Yes, maybe one last thing: if I run h5diff
in verbose mode (-v
) then I see also two types of warnings popping up, e.g.
group : and 0 differences found Warning: different storage datatype attribute: <pore_type of > and <pore_type of > 0 differences found Warning: different storage datatype
dataset: </read_ffa16da7-9093-4f0f-ad3e-95da27ca37fc/Raw/Signal> and </read_ffa16da7-9093-4f0f-ad3e-95da27ca37fc/Raw/Signal> Warning: different maximum dimensions </read_ffa16da7-9093-4f0f-ad3e-95da27ca37fc/Raw/Signal> has max dimensions [18446744073709551615] </read_ffa16da7-9093-4f0f-ad3e-95da27ca37fc/Raw/Signal> has max dimensions [247985] 0 differences found
But then again it also reports that 0 differences are found, so I should probably not be concerned about it?
Yes, that's right -- those are down to some of the slight differences in storage format you posted above, such as using H5S_UNLIMITED
for storing Signal
data instead of a finite size.
OK, I figured that. But that's great, thanks a million for your support! I'll close the issue now, since it's resolved :)

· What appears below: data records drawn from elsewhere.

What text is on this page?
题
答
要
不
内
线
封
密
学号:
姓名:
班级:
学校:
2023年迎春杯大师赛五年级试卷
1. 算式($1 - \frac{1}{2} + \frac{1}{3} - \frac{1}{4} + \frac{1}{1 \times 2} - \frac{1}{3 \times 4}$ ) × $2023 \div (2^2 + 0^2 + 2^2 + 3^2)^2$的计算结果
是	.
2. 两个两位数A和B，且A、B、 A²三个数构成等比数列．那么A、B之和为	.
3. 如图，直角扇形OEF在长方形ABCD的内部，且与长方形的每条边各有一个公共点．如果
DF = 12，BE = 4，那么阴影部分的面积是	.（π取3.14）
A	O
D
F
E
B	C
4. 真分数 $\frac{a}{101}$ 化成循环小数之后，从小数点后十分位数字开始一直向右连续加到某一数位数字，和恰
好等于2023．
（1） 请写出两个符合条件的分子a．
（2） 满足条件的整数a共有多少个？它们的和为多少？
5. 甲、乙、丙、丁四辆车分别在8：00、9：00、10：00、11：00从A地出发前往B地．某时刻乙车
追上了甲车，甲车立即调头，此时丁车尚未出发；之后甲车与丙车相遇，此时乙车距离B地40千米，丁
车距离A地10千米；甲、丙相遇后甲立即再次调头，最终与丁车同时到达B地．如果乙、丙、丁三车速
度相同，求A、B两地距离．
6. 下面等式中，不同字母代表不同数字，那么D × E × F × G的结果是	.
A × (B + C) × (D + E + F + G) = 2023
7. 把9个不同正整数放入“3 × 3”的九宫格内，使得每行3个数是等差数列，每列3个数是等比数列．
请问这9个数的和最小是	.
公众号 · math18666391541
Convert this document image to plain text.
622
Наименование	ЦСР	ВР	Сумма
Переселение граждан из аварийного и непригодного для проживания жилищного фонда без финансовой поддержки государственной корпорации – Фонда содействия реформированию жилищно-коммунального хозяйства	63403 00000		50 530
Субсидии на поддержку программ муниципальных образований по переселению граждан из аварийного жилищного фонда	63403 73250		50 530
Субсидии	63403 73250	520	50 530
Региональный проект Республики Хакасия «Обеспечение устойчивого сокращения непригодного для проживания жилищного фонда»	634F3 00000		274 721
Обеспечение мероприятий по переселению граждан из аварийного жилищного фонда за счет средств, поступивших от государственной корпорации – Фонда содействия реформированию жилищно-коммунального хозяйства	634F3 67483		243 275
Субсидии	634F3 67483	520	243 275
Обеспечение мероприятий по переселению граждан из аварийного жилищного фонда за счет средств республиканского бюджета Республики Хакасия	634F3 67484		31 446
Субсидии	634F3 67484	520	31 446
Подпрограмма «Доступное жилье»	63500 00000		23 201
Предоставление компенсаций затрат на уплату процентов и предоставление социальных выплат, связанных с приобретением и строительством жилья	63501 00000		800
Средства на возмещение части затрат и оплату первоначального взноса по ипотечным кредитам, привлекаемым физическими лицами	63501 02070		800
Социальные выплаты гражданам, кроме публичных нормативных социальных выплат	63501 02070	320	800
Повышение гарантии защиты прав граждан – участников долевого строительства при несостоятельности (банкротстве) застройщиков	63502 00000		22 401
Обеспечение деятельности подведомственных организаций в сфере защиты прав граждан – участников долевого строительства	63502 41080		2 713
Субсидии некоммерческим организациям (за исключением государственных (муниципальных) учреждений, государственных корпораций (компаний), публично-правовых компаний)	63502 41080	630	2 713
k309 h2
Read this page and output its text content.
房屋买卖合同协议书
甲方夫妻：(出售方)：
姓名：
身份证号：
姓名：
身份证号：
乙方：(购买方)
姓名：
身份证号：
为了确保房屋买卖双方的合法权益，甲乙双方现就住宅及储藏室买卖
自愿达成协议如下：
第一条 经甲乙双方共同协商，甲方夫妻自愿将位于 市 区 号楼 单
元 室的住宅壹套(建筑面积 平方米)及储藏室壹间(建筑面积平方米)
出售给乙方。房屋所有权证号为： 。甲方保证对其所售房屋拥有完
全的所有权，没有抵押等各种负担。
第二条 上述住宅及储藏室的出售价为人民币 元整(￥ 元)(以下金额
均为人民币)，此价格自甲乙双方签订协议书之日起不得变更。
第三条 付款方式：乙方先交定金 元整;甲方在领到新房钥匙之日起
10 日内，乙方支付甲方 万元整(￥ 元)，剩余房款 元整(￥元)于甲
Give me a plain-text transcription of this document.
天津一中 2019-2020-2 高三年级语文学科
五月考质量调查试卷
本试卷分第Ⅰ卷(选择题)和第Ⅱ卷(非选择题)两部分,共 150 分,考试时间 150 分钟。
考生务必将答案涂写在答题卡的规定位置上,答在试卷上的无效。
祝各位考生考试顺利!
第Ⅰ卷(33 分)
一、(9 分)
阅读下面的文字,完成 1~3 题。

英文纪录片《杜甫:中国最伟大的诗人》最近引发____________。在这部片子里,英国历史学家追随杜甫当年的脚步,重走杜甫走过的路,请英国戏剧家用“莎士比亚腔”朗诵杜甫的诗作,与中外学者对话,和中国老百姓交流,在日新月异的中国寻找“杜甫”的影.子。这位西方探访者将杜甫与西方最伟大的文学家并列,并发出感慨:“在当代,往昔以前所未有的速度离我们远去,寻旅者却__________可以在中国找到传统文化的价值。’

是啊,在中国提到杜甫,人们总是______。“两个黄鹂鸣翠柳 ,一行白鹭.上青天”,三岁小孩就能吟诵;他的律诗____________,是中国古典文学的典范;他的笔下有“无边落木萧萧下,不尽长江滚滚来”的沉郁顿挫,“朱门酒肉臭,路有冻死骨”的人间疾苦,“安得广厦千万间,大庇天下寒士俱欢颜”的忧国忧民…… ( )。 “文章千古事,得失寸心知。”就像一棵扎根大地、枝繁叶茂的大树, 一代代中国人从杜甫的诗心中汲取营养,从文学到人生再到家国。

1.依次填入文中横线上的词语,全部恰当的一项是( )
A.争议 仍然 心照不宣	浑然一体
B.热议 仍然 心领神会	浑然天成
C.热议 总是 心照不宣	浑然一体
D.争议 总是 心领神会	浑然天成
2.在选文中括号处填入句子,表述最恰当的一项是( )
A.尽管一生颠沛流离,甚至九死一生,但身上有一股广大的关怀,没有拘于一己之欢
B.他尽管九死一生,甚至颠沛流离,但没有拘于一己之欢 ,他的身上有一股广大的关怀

Glad to help, and good to see everything's coming out (almost) as expected. =)
Hi
We've been testing ont_fast5_api, and we encounter a recurring issue if we reconvert vbz-compressed fast5 files back to gzip. The gzipped fast5 files that we get after reconversion have a larger size than the original ones, although the compression level is 1 in both cases (according to h5dump results). An example of the commands we run:
Original fast5 file (gzipped): 97.072 MB
Conversion to vbz: compress_fast5 -i /path/to/fast5 --in_place --compression vbz
Conversion back to gzip: compress_fast5 -i /path/to/fast5 --in_place --compression gzip
And then the file size of this final file is 101.155 MB
What may be causing these differences, and is this cause for concern? We want to be sure that we do not lose any data with this compression.